# Guardrails

## Overview

This notebook performs data quality checks after CreateWorksEnriched. If any check fails and the override is not set, the pipeline will fail and block downstream tasks.

## Checks

1. **Author IDs Present in Recently Created Works**: All authorships with an author object must have an author ID
2. **Records Changed in Last Day**: No more than 4 million records should have an `updated_date` in the last day

## Parameters

- `guardrails_override`: Set to `"true"` to skip guardrail failures and allow pipeline to continue

In [None]:
# Get widget parameters
dbutils.widgets.text("guardrails_override", "false")
dbutils.widgets.text("env_suffix", "")

guardrails_override = dbutils.widgets.get("guardrails_override").lower() == "true"
env_suffix = dbutils.widgets.get("env_suffix")
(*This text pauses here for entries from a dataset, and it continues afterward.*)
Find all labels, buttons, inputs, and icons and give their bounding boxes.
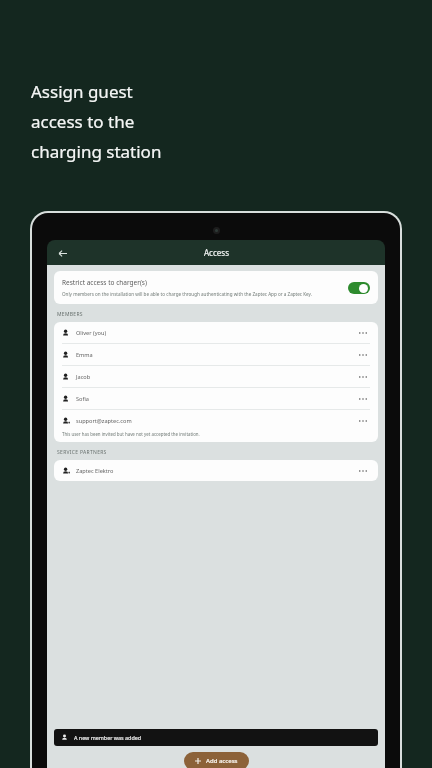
staticText: Restrict access to charger(s) [62,278,147,287]
button[interactable]: More options [356,370,370,384]
staticText: Access [204,247,229,258]
button[interactable]: Emma [54,344,378,365]
staticText: Assign guest [31,80,133,103]
staticText: Sofia [76,395,89,403]
button[interactable]: A new member was added [54,729,378,746]
button[interactable]: More options [356,326,370,340]
button[interactable]: support@zaptec.com [54,410,378,442]
staticText: charging station [31,140,162,163]
button[interactable]: Oliver (you) [54,322,378,343]
staticText: MEMBERS [57,311,83,318]
staticText: support@zaptec.com [76,417,132,425]
staticText: SERVICE PARTNERS [57,449,107,456]
staticText: access to the [31,110,135,133]
staticText: Jacob [76,373,91,381]
button[interactable]: More options [356,414,370,428]
staticText: A new member was added [74,734,142,741]
staticText: Only members on the installation will be… [62,291,312,297]
button[interactable]: Add access [184,752,249,768]
staticText: Zaptec Elektro [76,467,114,475]
staticText: Oliver (you) [76,329,107,337]
button[interactable]: More options [356,392,370,406]
button[interactable]: Restrict access toggle [348,282,370,294]
staticText: Emma [76,351,93,359]
button[interactable]: More options [356,464,370,478]
button[interactable]: More options [356,348,370,362]
button[interactable]: Zaptec Elektro [54,460,378,481]
staticText: Add access [206,757,238,765]
button[interactable]: Back [53,244,71,262]
button[interactable]: Sofia [54,388,378,409]
staticText: This user has been invited but have not … [62,431,200,437]
button[interactable]: Restrict access to charger(s) [54,271,378,304]
button[interactable]: Jacob [54,366,378,387]
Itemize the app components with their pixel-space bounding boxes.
print(f"Guardrails override: {guardrails_override}")
print(f"Environment suffix: '{env_suffix}'")

In [None]:
from datetime import datetime, timedelta

# Track all check results
check_results = []

def record_check(name: str, passed: bool, details: str):
    """Record a guardrail check result."""
    status = "PASSED" if passed else "FAILED"
    check_results.append({"name": name, "passed": passed, "details": details})
    print(f"[{status}] {name}: {details}")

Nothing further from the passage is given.